Finding Hope in Grief

Personal Perspective: What can we hope for through all this pain?

Key points

  • The early, dark days of grief can feel hopeless.
  • Others will hold out the hope of waning pain for you, since that can be hard to imagine.
  • Because we can't change what has happened, hope must focus on the future.
Ronak Valobobhai/Unsplash
Source: Ronak Valobobhai/Unsplash

A man wrote to me two weeks after his wife had died, and then again a couple of weeks later. He was ambivalent about this blog, on one hand finding the shared experience validating and on the other also finding in it his worst fears about the grieving process.

Please write something hopeful, he pleaded.

I’ve been thinking about that a lot. Hopeful. What is hope in this context? What can he hope for? What do I hope for?

Hope is an active state. It requires intentionality and must be nurtured. We can sink into hopelessness, so we must swim toward hope. It will not find us unless we look for it.

Some hope is wishful thinking

The bottom-line hope to which we all cling in a deep, dark, secret corner of our hearts, is that one of these days our loved ones will walk back through the door and life will resume as intended. We know it won’t happen, but we didn’t think death would happen either, so who’s to say? We can hope, can’t we?

Yeah, okay. I know.

In the earliest days, the second-most-hoped-for thing for is a magic word or incantation or concept that will make the most intense anguish we have ever experienced disappear. In those early days, we turn with hopeful eyes to books and support groups and experts, asking, “How do I stop hurting? How do I make this pain go away?” And we learn soon enough that this is another futile hope. You can’t go around the pain, you can only go through it and endure the unendurable. And, sad to say, if you’re in the early days, it might get worse before it gets better. Believe it or not, our brain does try to protect us, letting in only as much pain as it thinks we are capable of withstanding at any given moment. As I’ve discussed here before, I didn’t even really start crying until three months in, when the shock and numbness wore off.

The raw pain won't last

Still, people who are further along in their grief invariably proffer to new members of the sad club the only hope they have, and I offer it to my grieving correspondent and anyone else in the early stages: It does get better. I know that this barely even makes sense if you are in the first throes of grief—better? what does that even mean?—but it’s the truth. The hurt continues, but not in the same way. I’ve written a lot about how grief evolves over time, and this may just be something you have to experience to understand, so those of us who have reached that wisdom hold out that hope for those who aren't there yet. Yes, the pain persists, but it ebbs to become a softer ache with intermittent intervals of anguish. I don’t know if those ever go away. I hope they do. But I also hope they don’t. Those pangs feel like love pains that keep me connected to Tom—a sort of tug at my heart from him.
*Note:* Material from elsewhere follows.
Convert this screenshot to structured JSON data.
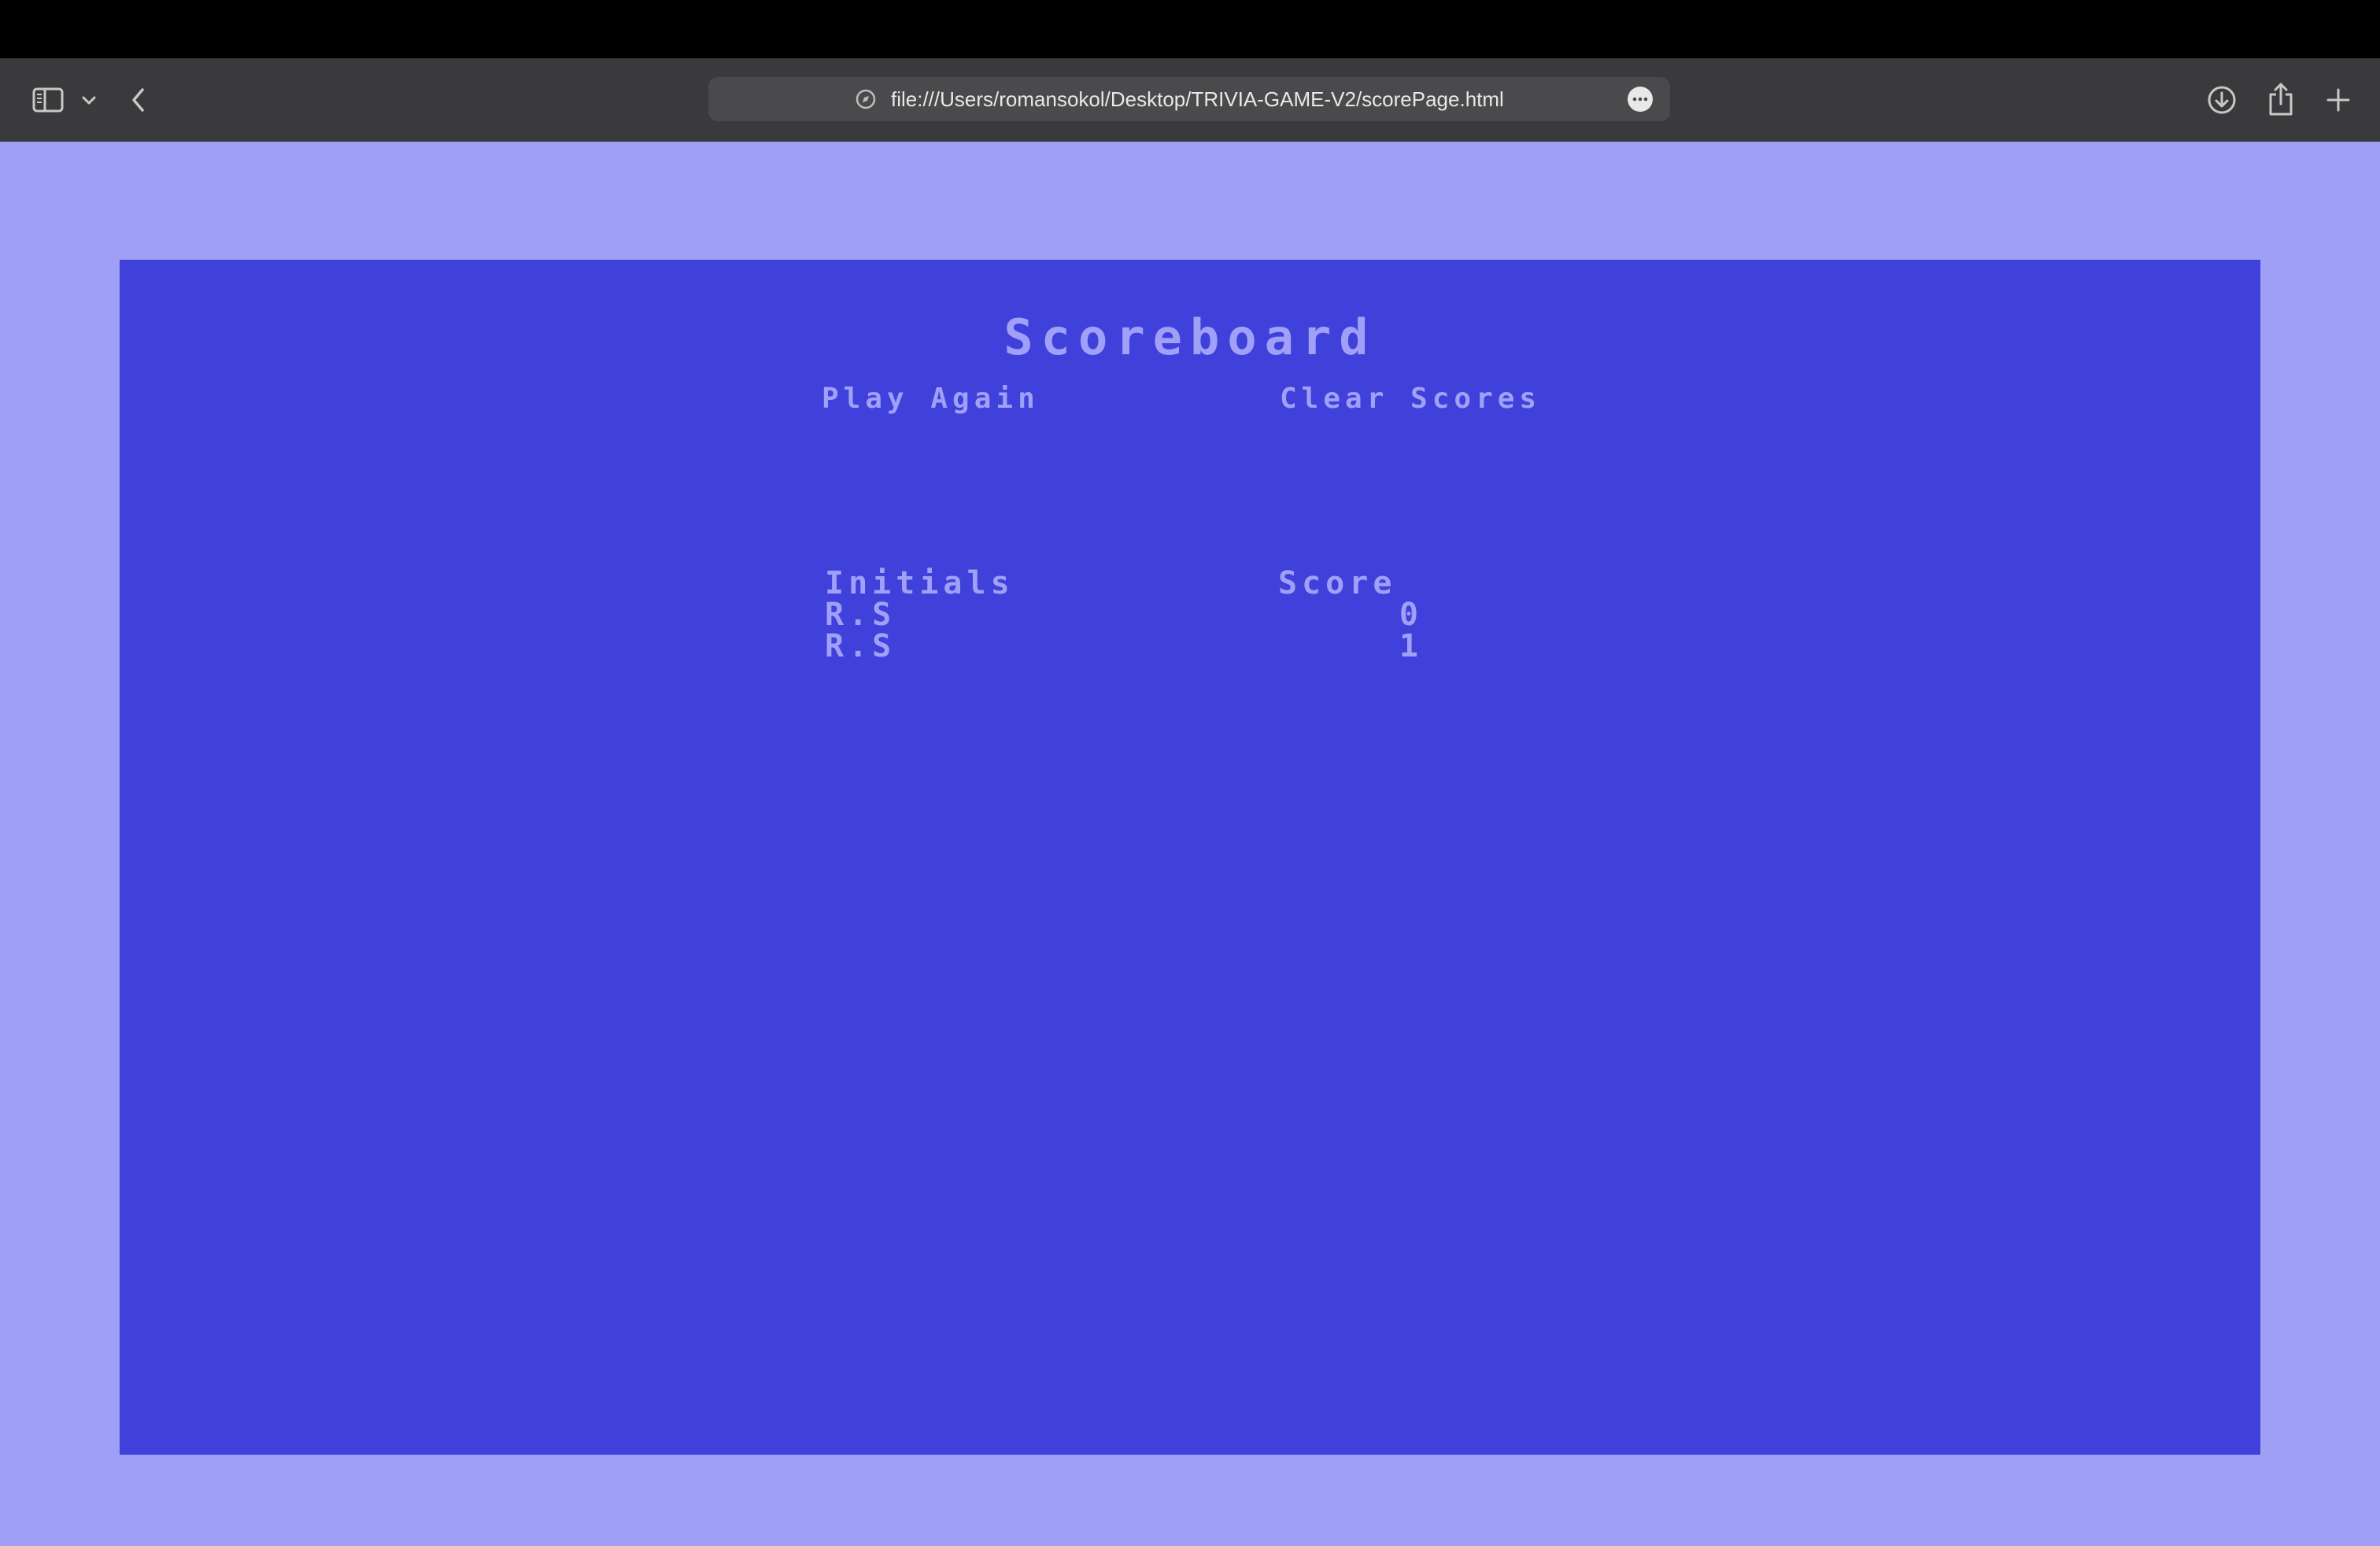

Look forward instead of back

And now, three years into my grief, what hopes do I have?

I hope, first of all, that wherever he is, Tom is happy, and that he knows I loved him to the very best of my ability. I hope that even as he left this plane, he felt that love.

I hope that the path to my future will eventually reveal itself to me. Losing Tom suddenly upended my life, and I’ve been tumbling in freefall ever since, not sure who I am, what I’m supposed to do, or where I should be. My marriage gave my life—and my very self—a sort of structure that has now collapsed, and I have no clear vision of my future as I trudge into it. I hope things become clear eventually.

I hope not to live the rest of my life without love and that I may someday find someone else I am inclined to let into my well-protected heart. At least I think that’s what I hope for. I go back and forth on this. Tom shaped my understanding of love and marriage, and it’s hard to imagine adjusting to anyone else—especially in this, the late afternoon of my life. But I hope that I can at least remain open to the idea. Although I still wallow in nostalgia for that which is lost, I hope not to live in the past for the rest of my life.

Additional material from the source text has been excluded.